“Do all the good you can, by all the means you can, in all the ways you can, in all the places you can, at all the times you can, to all the people you can, as long as ever you can.”

Wesley did not say this.

You may have seen this quote in a nice frame on the wall of a Methodist Church, or even published in a book, citing John Wesley as its author. (For example, it was cited in Bartlett’s Familiar Quotations.) Despite the persistence of the quote being attributed to John Wesley, you will not find in anywhere in his writing.

You can add this quote to other quotes that are stubbornly connected to John Wesley despite the fact that there is no source that connects them to Wesley’s pen. Two I have previously written about here are:

“I set myself on fire and people come to watch me burn.” [Original post here.]

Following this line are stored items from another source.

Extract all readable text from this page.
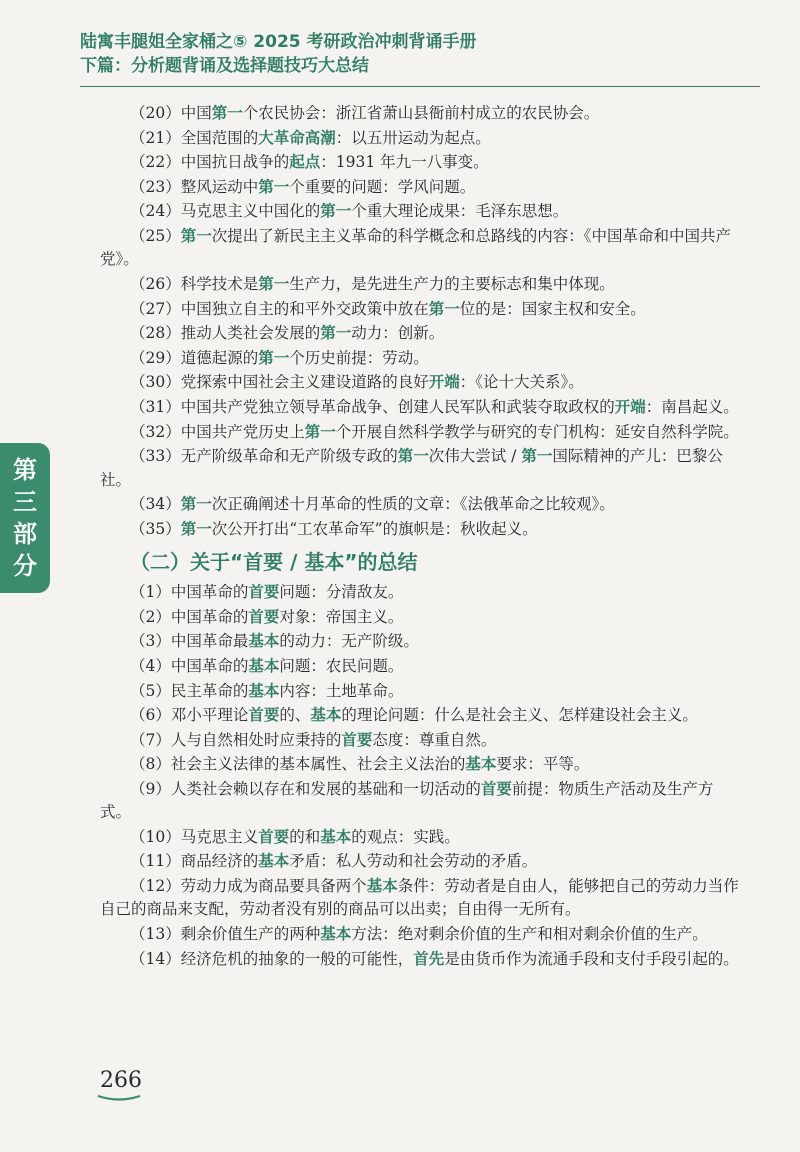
陆寓丰腿姐全家桶之⑤ 2025 考研政治冲刺背诵手册
下篇：分析题背诵及选择题技巧大总结
第
三
部
分

（20）中国第一个农民协会：浙江省萧山县衙前村成立的农民协会。

（21）全国范围的大革命高潮：以五卅运动为起点。

（22）中国抗日战争的起点：1931 年九一八事变。

（23）整风运动中第一个重要的问题：学风问题。

（24）马克思主义中国化的第一个重大理论成果：毛泽东思想。

（25）第一次提出了新民主主义革命的科学概念和总路线的内容：《中国革命和中国共产党》。

（26）科学技术是第一生产力，是先进生产力的主要标志和集中体现。

（27）中国独立自主的和平外交政策中放在第一位的是：国家主权和安全。

（28）推动人类社会发展的第一动力：创新。

（29）道德起源的第一个历史前提：劳动。

（30）党探索中国社会主义建设道路的良好开端：《论十大关系》。

（31）中国共产党独立领导革命战争、创建人民军队和武装夺取政权的开端：南昌起义。

（32）中国共产党历史上第一个开展自然科学教学与研究的专门机构：延安自然科学院。

（33）无产阶级革命和无产阶级专政的第一次伟大尝试 / 第一国际精神的产儿：巴黎公社。

（34）第一次正确阐述十月革命的性质的文章：《法俄革命之比较观》。

（35）第一次公开打出“工农革命军”的旗帜是：秋收起义。

（二）关于“首要 / 基本”的总结

（1）中国革命的首要问题：分清敌友。

（2）中国革命的首要对象：帝国主义。

（3）中国革命最基本的动力：无产阶级。

（4）中国革命的基本问题：农民问题。

（5）民主革命的基本内容：土地革命。

（6）邓小平理论首要的、基本的理论问题：什么是社会主义、怎样建设社会主义。

（7）人与自然相处时应秉持的首要态度：尊重自然。

（8）社会主义法律的基本属性、社会主义法治的基本要求：平等。

（9）人类社会赖以存在和发展的基础和一切活动的首要前提：物质生产活动及生产方式。

（10）马克思主义首要的和基本的观点：实践。

（11）商品经济的基本矛盾：私人劳动和社会劳动的矛盾。

（12）劳动力成为商品要具备两个基本条件：劳动者是自由人，能够把自己的劳动力当作自己的商品来支配，劳动者没有别的商品可以出卖；自由得一无所有。

（13）剩余价值生产的两种基本方法：绝对剩余价值的生产和相对剩余价值的生产。

（14）经济危机的抽象的一般的可能性，首先是由货币作为流通手段和支付手段引起的。

266
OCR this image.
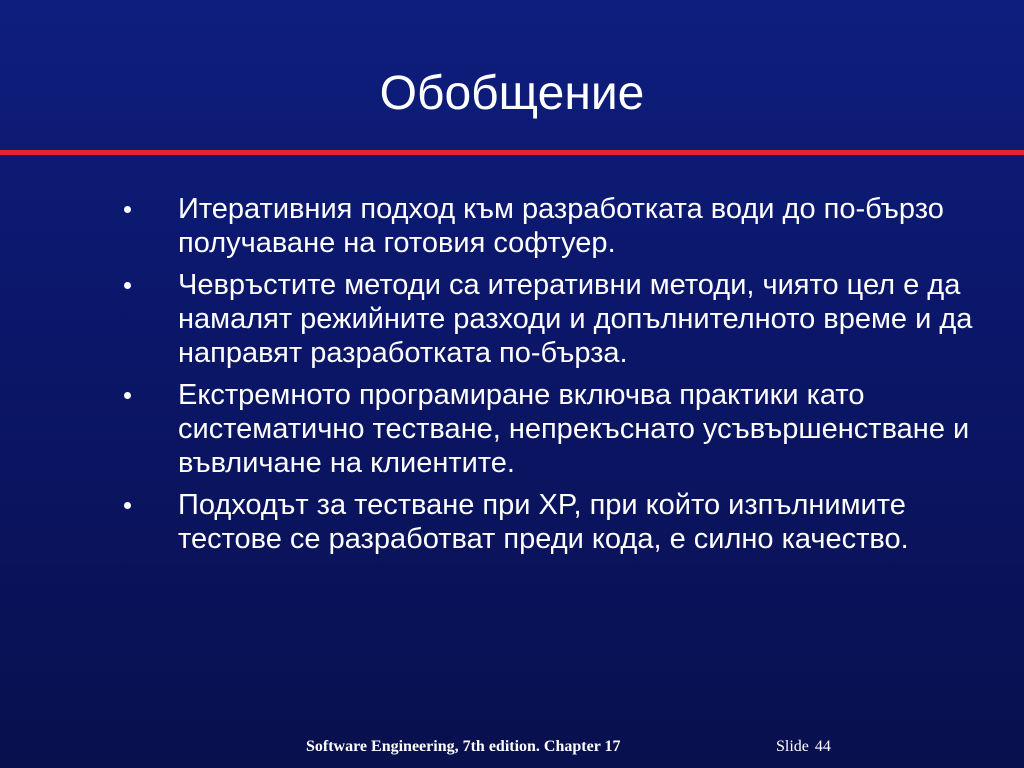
Обобщение
Итеративния подход към разработката води до по-бързо получаване на готовия софтуер.
Чевръстите методи са итеративни методи, чиято цел е да намалят режийните разходи и допълнителното време и да направят разработката по-бърза.
Екстремното програмиране включва практики като систематично тестване, непрекъснато усъвършенстване и въвличане на клиентите.
Подходът за тестване при XP, при който изпълнимите тестове се разработват преди кода, е силно качество.
Software Engineering, 7th edition. Chapter 17	Slide 44
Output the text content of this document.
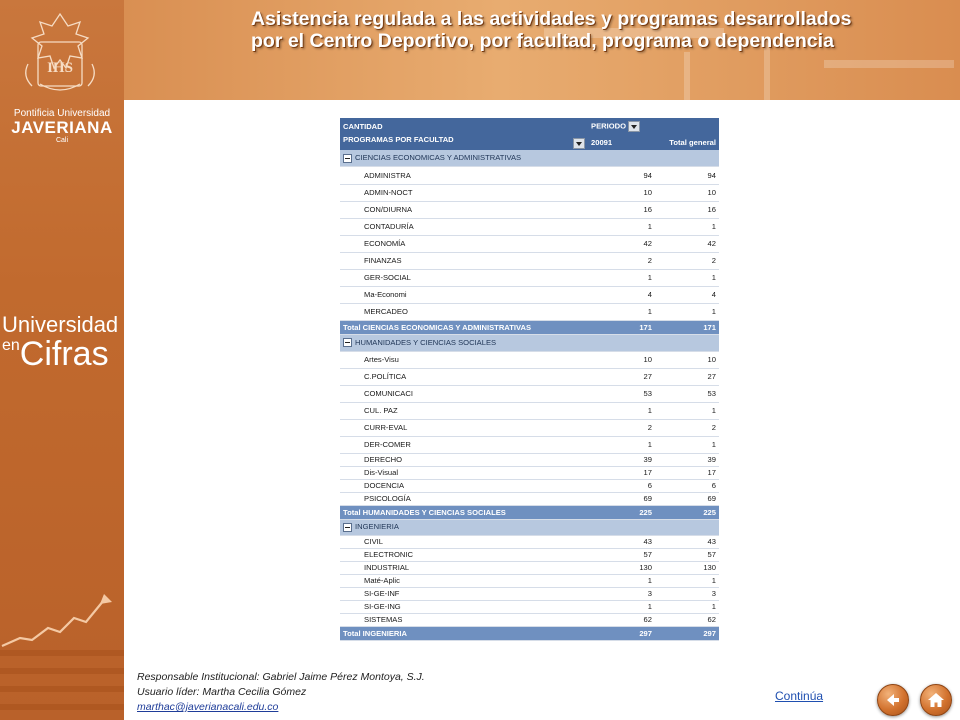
IHS
Pontificia Universidad
JAVERIANA
Cali
Universidad
enCifras
Asistencia regulada a las actividades y programas desarrollados
por el Centro Deportivo, por facultad, programa o dependencia
CANTIDAD	PERIODO	

PROGRAMAS POR FACULTAD	20091	Total general
CIENCIAS ECONOMICAS Y ADMINISTRATIVAS		
ADMINISTRA	94	94
ADMIN-NOCT	10	10
CON/DIURNA	16	16
CONTADURÍA	1	1
ECONOMÍA	42	42
FINANZAS	2	2
GER-SOCIAL	1	1
Ma-Economi	4	4
MERCADEO	1	1
Total CIENCIAS ECONOMICAS Y ADMINISTRATIVAS	171	171
HUMANIDADES Y CIENCIAS SOCIALES		
Artes-Visu	10	10
C.POLÍTICA	27	27
COMUNICACI	53	53
CUL. PAZ	1	1
CURR-EVAL	2	2
DER-COMER	1	1
DERECHO	39	39
Dis-Visual	17	17
DOCENCIA	6	6
PSICOLOGÍA	69	69
Total HUMANIDADES Y CIENCIAS SOCIALES	225	225
INGENIERIA		
CIVIL	43	43
ELECTRONIC	57	57
INDUSTRIAL	130	130
Maté-Aplic	1	1
SI-GE-INF	3	3
SI-GE-ING	1	1
SISTEMAS	62	62
Total INGENIERIA	297	297
Responsable Institucional: Gabriel Jaime Pérez Montoya, S.J.
Usuario líder: Martha Cecilia Gómez
marthac@javerianacali.edu.co
Continúa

“In essentials, unity; in non-essentials, liberty; and, in all things, charity.” [Original post here.]

There are many things I have come to appreciate about twitter, but one of the things that I find the most frustrating is the persistence of misquotes of historical figures. And due to my own area of specialization, misquoting John Wesley gets to me the most. Wesley and others were frequently misquoted before social media, but with the advent of twitter misquoting Wesley seems to be more regular. Wesley said enough interesting, surprising, and even controversial things that we should not need to attribute things to him that he did not actually say. Historical accuracy matters.

Richard P. Heitzenrater discussed these quotes and some other ways Wesley is misquoted or misunderstood in a piece published in Circuit Rider in 2003. You can view a PDF of that article here.

The United Methodist Reporter also wrote a similar piece titled “Wesley, misquoted” in 2011.

In any event, regarding this particular quote, there is no evidence that Wesley said this. We should stop saying that he did.